"The most wonderful day I have ever known," he answered.
"And what a wonderful home you have here," she said.
"Haven't we?" he replied. And then he told her that over there in the dark lay Ireland, and over there Scotland, and over there England, and straight ahead was Norway and the North Pole.
That caught them up into the zone of great things, the eternities, the vast darkness out of which the generations come and towards which they go; and, having found his voice at last, he began to tell her how the island came to be peopled by its present race.

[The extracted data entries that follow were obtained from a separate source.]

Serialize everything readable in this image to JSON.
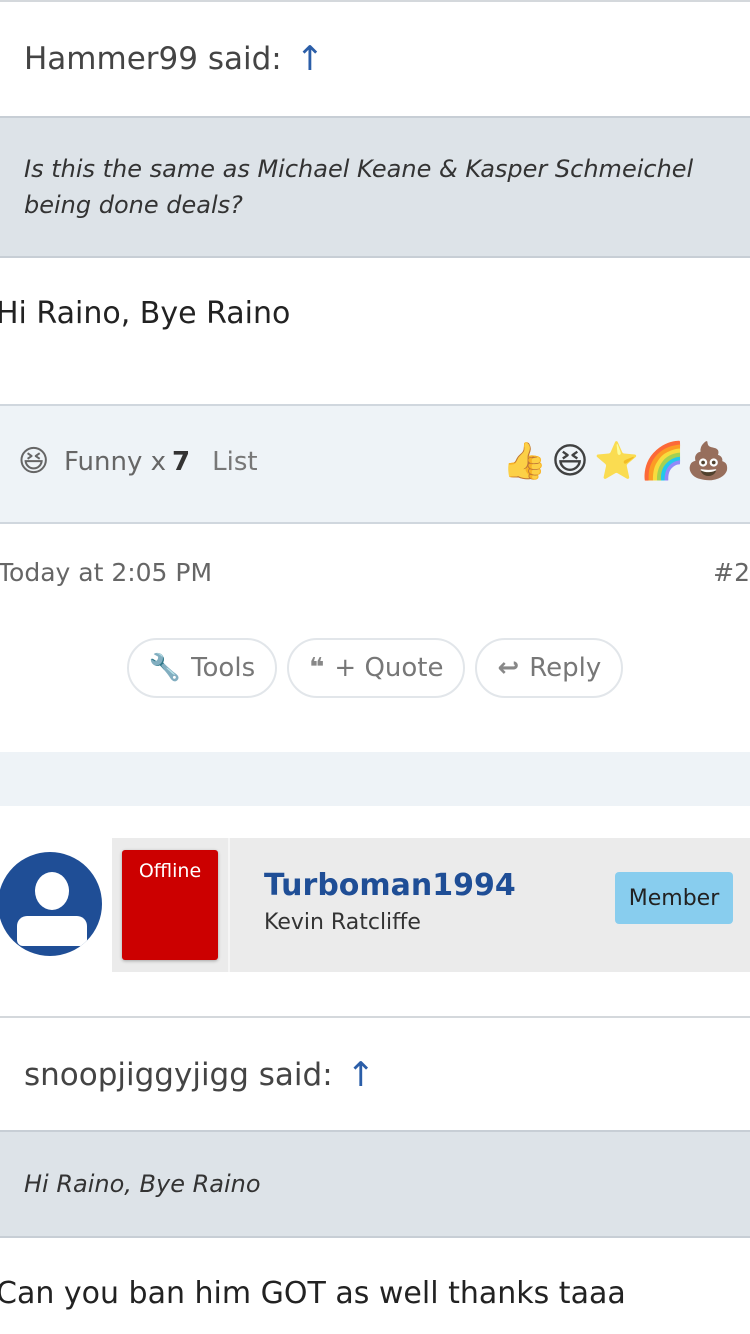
{
  "quote1": {
    "author": "Hammer99 said:",
    "arrow": "↑",
    "text": "Is this the same as Michael Keane & Kasper Schmeichel being done deals?"
  },
  "post1": {
    "message": "Hi Raino, Bye Raino",
    "reactions": {
      "label": "Funny x",
      "count": "7",
      "list_link": "List",
      "summary_icon": "laughing-face-icon",
      "available": [
        "thumbs-up-icon",
        "laughing-face-icon",
        "star-icon",
        "rainbow-icon",
        "poop-icon"
      ]
    },
    "timestamp": "Today at 2:05 PM",
    "post_number": "#2",
    "actions": {
      "tools": "Tools",
      "quote": "+ Quote",
      "reply": "Reply"
    }
  },
  "user": {
    "status": "Offline",
    "username": "Turboman1994",
    "real_name": "Kevin Ratcliffe",
    "role": "Member",
    "status_color": "#cc0000",
    "accent": "#1f4e96",
    "badge_color": "#88cdee"
  },
  "quote2": {
    "author": "snoopjiggyjigg said:",
    "arrow": "↑",
    "text": "Hi Raino, Bye Raino"
  },
  "post2": {
    "message": "Can you ban him GOT as well thanks taaa"
  }
}
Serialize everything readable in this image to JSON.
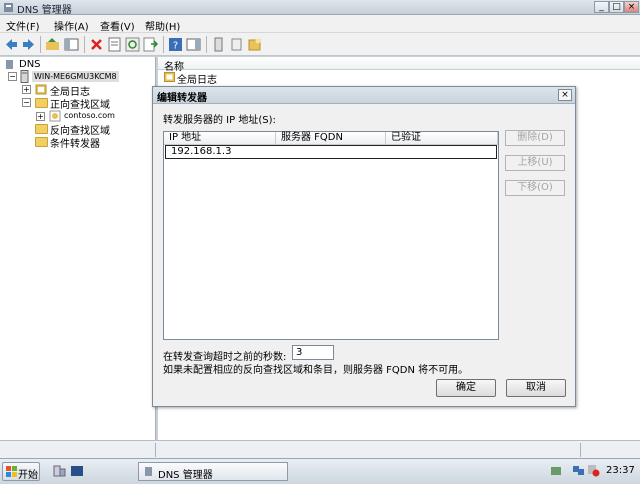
{
  "window": {
    "title": "DNS 管理器"
  },
  "menu": [
    "文件(F)",
    "操作(A)",
    "查看(V)",
    "帮助(H)"
  ],
  "tree": {
    "root": "DNS",
    "server": "WIN-ME6GMU3KCM8",
    "global_logs": "全局日志",
    "forward_zones": "正向查找区域",
    "zone": "contoso.com",
    "reverse_zones": "反向查找区域",
    "conditional_forwarders": "条件转发器"
  },
  "rightpane": {
    "column_name": "名称",
    "row": "全局日志"
  },
  "dialog": {
    "title": "编辑转发器",
    "section_label": "转发服务器的 IP 地址(S):",
    "columns": [
      "IP 地址",
      "服务器 FQDN",
      "已验证"
    ],
    "entry_value": "192.168.1.3",
    "buttons": {
      "delete": "删除(D)",
      "up": "上移(U)",
      "down": "下移(O)",
      "ok": "确定",
      "cancel": "取消"
    },
    "timeout_label": "在转发查询超时之前的秒数:",
    "timeout_value": "3",
    "note": "如果未配置相应的反向查找区域和条目，则服务器 FQDN 将不可用。"
  },
  "taskbar": {
    "start": "开始",
    "task": "DNS 管理器",
    "clock": "23:37"
  }
}
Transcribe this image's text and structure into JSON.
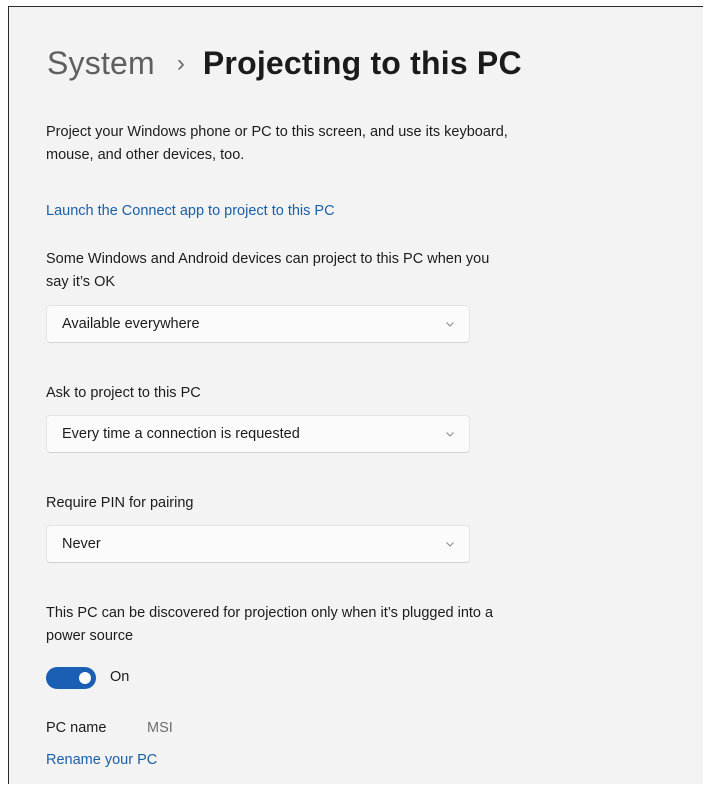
{
  "breadcrumb": {
    "parent": "System",
    "separator": "›",
    "current": "Projecting to this PC"
  },
  "description": {
    "line1": "Project your Windows phone or PC to this screen, and use its keyboard,",
    "line2": "mouse, and other devices, too."
  },
  "launch_link": "Launch the Connect app to project to this PC",
  "availability": {
    "label_line1": "Some Windows and Android devices can project to this PC when you",
    "label_line2": "say it’s OK",
    "value": "Available everywhere"
  },
  "ask_to_project": {
    "label": "Ask to project to this PC",
    "value": "Every time a connection is requested"
  },
  "require_pin": {
    "label": "Require PIN for pairing",
    "value": "Never"
  },
  "power_source": {
    "label_line1": "This PC can be discovered for projection only when it’s plugged into a",
    "label_line2": "power source",
    "toggle_state": "On",
    "toggle_on": true
  },
  "pc_name": {
    "label": "PC name",
    "value": "MSI"
  },
  "rename_link": "Rename your PC",
  "colors": {
    "accent": "#1a5fb4",
    "link": "#1a5fa8",
    "background": "#f3f3f3"
  },
  "icons": {
    "dropdown": "chevron-down-icon"
  }
}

This was the very scene of the Norse invasion—the Vikings from Iceland having landed on this spot a thousand years ago. When the old sea king (his name was Orry) came ashore at the Lhen (it was on a starlight night like this) the native inhabitants of Man had gone down to challenge him. "Where do you come from?" they had cried, and then, pointing to the milky way, he had answered, "That's the road to my country." But the native people had fought him to throw him back into the sea—yes, men and women, too, they say. This very ground between them and the coast had been the battlefield, and it must still be full of the dead who had died that day.
"What a wonderful story!" she said.
"Isn't it?"
"The women fought too, you say?"
"Thousands of them, side by side with their men, and they were the mothers of the Manxmen of to-day."
"How glorious! How perfectly glorious!"